|
From: <bc...@wo...> - 2001-02-03 19:35:29
|
[Robert W. Bill]
>Hello all,
>
>This is a generic classpath question but I ran into it while looking at
>the recently discussed servlet dispatcher on Win98 (Tomcat 3.2.1, windows98 and
>jdk1.2.2).
>
>When Tomcat loads jar's from it's lib directory it loads them in ALL CAPS (i.e.
>%TOMCAT_HOME%\lib\SERVLET.JAR). When this happens, Jython cannot load
>classes contained in that jar. After looking closer I realized I could
>not load any classes from a jar file that is in the classpath with an
>all-caps ".JAR" extension.
>
>[dos windows]
>C:\>set CLASSPATH=c:\myapp\TEST.JAR
>C:\>jython
>Jython 2.0 on java1.2.2 (JIT: symcjit)
>Type "copyright", "credits" or "license" for more information.
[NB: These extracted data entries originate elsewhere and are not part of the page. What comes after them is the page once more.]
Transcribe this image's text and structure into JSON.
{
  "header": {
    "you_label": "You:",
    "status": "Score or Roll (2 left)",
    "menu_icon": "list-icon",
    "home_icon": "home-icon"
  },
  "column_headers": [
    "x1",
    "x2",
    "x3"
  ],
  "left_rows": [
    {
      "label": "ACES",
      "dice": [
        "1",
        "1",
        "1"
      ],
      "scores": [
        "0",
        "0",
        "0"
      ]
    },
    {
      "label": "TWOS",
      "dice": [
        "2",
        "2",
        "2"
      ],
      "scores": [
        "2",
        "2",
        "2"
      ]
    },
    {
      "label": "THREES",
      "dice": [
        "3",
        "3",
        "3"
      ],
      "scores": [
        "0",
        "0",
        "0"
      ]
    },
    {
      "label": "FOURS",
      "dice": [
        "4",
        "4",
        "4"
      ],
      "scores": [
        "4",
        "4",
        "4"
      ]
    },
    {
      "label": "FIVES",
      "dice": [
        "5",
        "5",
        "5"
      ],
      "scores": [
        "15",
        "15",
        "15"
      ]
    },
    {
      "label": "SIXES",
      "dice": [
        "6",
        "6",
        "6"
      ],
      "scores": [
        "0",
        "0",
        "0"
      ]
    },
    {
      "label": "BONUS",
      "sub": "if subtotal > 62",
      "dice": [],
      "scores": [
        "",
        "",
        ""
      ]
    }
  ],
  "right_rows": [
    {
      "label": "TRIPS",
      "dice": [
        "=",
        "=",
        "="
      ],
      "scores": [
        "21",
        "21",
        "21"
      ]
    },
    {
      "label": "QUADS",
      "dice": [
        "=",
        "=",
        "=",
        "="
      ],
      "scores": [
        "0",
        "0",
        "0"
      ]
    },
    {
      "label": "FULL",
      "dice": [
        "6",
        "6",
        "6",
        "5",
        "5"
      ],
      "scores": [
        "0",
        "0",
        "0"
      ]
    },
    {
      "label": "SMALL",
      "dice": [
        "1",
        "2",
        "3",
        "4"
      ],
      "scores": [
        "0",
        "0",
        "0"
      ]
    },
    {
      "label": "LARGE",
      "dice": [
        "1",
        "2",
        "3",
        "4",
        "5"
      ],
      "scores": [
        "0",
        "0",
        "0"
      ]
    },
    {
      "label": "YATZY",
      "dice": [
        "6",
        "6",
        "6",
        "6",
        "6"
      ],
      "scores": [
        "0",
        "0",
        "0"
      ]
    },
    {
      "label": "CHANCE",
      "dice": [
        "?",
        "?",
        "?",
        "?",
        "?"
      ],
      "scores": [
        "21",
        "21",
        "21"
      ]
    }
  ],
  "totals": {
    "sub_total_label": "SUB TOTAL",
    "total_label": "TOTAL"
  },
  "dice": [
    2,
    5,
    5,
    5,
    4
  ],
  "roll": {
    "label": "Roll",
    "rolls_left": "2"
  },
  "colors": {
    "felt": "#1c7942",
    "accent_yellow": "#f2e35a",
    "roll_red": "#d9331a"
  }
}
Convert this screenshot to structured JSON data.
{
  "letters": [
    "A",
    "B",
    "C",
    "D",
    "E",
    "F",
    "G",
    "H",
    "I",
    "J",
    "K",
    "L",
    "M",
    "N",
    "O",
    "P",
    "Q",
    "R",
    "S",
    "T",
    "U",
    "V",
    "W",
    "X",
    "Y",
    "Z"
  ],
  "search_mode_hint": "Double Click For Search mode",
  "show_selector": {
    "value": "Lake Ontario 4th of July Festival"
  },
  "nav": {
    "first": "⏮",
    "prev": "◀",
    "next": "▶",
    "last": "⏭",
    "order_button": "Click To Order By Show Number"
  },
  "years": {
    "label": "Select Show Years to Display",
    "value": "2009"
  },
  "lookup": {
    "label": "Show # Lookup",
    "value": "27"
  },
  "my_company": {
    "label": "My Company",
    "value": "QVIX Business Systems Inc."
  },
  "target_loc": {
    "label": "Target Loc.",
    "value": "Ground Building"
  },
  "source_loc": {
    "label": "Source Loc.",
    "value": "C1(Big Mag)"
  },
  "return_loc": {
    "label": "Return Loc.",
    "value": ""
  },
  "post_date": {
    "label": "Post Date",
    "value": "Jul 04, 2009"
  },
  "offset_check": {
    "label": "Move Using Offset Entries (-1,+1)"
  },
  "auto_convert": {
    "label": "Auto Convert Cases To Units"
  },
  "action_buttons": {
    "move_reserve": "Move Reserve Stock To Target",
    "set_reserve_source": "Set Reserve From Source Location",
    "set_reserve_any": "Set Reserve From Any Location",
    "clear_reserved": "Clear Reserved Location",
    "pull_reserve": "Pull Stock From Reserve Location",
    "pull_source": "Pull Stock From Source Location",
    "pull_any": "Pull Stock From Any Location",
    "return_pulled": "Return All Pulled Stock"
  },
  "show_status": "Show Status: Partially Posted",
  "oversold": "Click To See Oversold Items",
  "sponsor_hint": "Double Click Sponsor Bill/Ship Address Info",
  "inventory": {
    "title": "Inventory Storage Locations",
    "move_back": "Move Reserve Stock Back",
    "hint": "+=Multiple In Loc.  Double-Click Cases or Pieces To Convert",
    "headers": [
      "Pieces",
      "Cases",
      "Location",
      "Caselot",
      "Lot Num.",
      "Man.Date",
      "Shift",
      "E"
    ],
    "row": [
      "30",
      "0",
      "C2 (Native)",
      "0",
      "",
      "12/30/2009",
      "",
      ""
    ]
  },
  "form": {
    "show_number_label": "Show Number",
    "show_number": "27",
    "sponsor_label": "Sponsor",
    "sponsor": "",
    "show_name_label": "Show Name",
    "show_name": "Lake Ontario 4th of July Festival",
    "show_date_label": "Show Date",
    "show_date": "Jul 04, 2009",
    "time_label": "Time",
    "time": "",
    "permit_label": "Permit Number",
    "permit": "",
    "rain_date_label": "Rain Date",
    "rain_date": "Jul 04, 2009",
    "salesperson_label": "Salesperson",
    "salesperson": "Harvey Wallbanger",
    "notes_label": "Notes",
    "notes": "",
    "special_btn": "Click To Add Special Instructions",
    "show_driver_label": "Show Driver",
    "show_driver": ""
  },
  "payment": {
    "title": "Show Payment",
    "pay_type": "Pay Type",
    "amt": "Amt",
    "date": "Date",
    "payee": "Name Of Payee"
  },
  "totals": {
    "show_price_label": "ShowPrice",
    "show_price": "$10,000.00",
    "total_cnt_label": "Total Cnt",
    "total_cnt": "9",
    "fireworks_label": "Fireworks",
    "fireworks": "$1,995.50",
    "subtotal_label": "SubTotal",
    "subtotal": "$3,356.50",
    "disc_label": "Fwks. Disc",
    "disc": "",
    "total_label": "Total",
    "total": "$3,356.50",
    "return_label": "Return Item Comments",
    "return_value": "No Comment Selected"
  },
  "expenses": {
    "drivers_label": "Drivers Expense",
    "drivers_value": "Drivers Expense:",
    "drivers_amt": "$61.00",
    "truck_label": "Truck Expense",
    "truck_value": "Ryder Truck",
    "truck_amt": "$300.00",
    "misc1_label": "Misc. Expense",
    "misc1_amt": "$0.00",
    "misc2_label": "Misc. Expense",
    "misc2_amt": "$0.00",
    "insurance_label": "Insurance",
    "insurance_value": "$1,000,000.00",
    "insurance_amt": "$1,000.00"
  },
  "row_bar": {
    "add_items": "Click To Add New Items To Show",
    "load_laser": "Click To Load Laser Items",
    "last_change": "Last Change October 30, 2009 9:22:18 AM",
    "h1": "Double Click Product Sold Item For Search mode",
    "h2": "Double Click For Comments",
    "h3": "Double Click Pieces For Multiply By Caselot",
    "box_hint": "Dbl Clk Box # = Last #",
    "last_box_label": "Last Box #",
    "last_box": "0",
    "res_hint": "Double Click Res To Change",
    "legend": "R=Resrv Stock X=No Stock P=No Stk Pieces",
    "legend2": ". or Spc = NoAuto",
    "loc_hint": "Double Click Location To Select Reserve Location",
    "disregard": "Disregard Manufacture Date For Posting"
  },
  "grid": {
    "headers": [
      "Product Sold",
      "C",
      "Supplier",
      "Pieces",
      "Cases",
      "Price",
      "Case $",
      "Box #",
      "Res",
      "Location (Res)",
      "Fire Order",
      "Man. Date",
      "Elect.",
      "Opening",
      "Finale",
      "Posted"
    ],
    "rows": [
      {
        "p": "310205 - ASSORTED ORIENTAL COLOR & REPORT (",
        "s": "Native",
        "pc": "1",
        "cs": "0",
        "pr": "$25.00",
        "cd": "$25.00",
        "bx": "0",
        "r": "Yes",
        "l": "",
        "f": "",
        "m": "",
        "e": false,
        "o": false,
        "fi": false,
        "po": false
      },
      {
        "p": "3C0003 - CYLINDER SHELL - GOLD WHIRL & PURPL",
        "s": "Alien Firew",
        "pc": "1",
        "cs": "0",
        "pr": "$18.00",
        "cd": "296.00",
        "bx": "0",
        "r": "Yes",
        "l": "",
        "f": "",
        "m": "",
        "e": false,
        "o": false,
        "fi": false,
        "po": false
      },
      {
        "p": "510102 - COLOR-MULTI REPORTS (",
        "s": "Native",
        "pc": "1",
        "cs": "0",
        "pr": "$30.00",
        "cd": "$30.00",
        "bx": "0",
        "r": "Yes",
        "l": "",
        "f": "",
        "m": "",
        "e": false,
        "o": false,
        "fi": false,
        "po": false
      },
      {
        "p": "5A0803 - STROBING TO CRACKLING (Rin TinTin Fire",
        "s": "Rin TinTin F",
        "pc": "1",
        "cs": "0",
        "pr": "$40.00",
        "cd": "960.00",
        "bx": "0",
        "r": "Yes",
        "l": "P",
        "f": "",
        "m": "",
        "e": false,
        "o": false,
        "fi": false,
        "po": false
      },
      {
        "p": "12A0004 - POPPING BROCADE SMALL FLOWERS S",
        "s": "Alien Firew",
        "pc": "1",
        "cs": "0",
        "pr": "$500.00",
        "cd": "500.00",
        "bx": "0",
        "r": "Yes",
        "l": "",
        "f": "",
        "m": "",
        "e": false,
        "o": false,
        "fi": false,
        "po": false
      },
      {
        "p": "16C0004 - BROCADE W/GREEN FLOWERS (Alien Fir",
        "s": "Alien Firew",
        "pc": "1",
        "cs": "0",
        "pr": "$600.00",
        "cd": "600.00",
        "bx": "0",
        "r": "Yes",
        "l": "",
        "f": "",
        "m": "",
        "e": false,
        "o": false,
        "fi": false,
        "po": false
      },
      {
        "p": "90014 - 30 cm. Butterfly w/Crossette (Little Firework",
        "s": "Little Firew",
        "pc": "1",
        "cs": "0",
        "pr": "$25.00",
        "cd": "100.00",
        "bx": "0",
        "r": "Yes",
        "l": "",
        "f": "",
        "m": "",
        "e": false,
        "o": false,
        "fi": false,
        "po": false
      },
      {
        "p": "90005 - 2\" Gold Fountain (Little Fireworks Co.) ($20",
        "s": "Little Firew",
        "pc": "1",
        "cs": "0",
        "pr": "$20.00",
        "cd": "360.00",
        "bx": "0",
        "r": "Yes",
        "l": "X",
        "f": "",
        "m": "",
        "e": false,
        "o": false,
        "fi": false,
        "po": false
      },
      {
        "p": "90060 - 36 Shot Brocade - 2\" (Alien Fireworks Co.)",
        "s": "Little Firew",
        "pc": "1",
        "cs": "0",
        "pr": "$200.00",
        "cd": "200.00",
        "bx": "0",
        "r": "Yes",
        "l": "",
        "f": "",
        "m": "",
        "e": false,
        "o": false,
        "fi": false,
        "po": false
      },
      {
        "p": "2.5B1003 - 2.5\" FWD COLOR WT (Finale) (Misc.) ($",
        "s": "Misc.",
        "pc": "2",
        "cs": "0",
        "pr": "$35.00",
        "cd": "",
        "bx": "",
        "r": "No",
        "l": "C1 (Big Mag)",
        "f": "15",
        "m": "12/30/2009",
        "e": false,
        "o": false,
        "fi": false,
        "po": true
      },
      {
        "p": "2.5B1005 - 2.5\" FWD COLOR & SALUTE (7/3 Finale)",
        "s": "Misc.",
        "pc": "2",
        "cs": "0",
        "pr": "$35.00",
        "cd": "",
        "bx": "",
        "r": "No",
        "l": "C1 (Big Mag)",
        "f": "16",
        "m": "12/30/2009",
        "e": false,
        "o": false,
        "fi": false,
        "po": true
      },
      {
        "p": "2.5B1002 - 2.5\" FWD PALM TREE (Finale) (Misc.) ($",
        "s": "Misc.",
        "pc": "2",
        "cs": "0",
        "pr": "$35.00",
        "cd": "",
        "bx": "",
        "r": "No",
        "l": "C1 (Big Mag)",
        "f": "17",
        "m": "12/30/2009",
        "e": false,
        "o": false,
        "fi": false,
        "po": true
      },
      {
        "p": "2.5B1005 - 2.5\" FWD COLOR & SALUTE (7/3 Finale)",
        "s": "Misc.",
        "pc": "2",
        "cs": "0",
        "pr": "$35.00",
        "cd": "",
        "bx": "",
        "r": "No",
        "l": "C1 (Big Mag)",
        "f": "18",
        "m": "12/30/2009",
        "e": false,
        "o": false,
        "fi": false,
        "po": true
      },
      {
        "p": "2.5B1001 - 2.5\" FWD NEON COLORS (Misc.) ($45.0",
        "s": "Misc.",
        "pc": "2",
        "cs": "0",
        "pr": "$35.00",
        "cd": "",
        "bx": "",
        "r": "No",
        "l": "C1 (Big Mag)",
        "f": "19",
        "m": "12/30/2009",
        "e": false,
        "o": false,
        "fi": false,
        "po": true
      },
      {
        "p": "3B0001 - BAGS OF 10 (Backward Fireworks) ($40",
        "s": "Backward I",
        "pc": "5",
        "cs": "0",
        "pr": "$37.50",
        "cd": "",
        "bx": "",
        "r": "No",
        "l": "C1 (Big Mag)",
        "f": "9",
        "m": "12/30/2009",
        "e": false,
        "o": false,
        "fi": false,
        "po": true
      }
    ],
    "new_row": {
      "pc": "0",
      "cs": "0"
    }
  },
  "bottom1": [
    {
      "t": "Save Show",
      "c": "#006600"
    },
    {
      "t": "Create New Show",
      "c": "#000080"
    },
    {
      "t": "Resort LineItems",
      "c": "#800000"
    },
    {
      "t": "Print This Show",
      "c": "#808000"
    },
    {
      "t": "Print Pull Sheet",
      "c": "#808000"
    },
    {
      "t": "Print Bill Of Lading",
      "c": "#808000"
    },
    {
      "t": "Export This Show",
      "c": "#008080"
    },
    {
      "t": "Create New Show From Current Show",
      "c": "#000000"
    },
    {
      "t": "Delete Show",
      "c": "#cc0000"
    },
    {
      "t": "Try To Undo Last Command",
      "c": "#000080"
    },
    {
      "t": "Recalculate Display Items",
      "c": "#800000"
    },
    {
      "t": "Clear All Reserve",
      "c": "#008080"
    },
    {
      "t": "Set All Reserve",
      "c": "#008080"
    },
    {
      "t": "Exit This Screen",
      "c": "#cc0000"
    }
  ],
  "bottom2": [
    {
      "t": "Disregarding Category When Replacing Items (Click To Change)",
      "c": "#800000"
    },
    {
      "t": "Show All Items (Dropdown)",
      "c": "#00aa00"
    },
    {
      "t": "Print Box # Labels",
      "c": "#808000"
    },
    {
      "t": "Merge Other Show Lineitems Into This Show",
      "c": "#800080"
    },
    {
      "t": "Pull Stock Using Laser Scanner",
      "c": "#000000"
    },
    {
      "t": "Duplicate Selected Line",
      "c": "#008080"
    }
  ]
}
>>>>from test import unitTest
>Traceback (innermost last):
> File "<console>", line 1, in ?
>ImportError: cannot import name unitTest
>
>However, java apps still successfully use 'import test.unitTest.*;'
>
>If I use "set CLASSPATH=c:\myapp\TEST.jar", all is fine.
>
>I'm not a Windows expert, but I had the impression that everything was
>supposed to support such name mangling.
Remember that we are parsing the CLASSPATH value with code like:
for (int i = 0; i < paths.__len__(); i++) {
String entry = paths.get(i).toString();
if (entry.endsWith(".jar") || entry.endsWith(".zip")) {
addJarToPackages(new File(entry),true);
>The questions:
>
> Is this really the current behavior or am I confused?
Yes, and apparently yes <wink>.
> is this expected behavior?
No.
>Depending on the answers, I'll look at the classloader or pass along
>another jython servlet dispatcher with some name-munging and os.sep.
Just for info, I have added a version of PyServlet in org.python.util
http://cvs.sourceforge.net/cgi-bin/cvsweb.cgi/jython/org/python/util/PyServlet.java?rev=1.1&content-type=text/x-cvsweb-markup&cvsroot=jython
There is still some issues to solve, like how we should add a sensible
default sys.path that atleast include the directory of the loaded .py
file and how we should manage the namespace of the loaded .py files.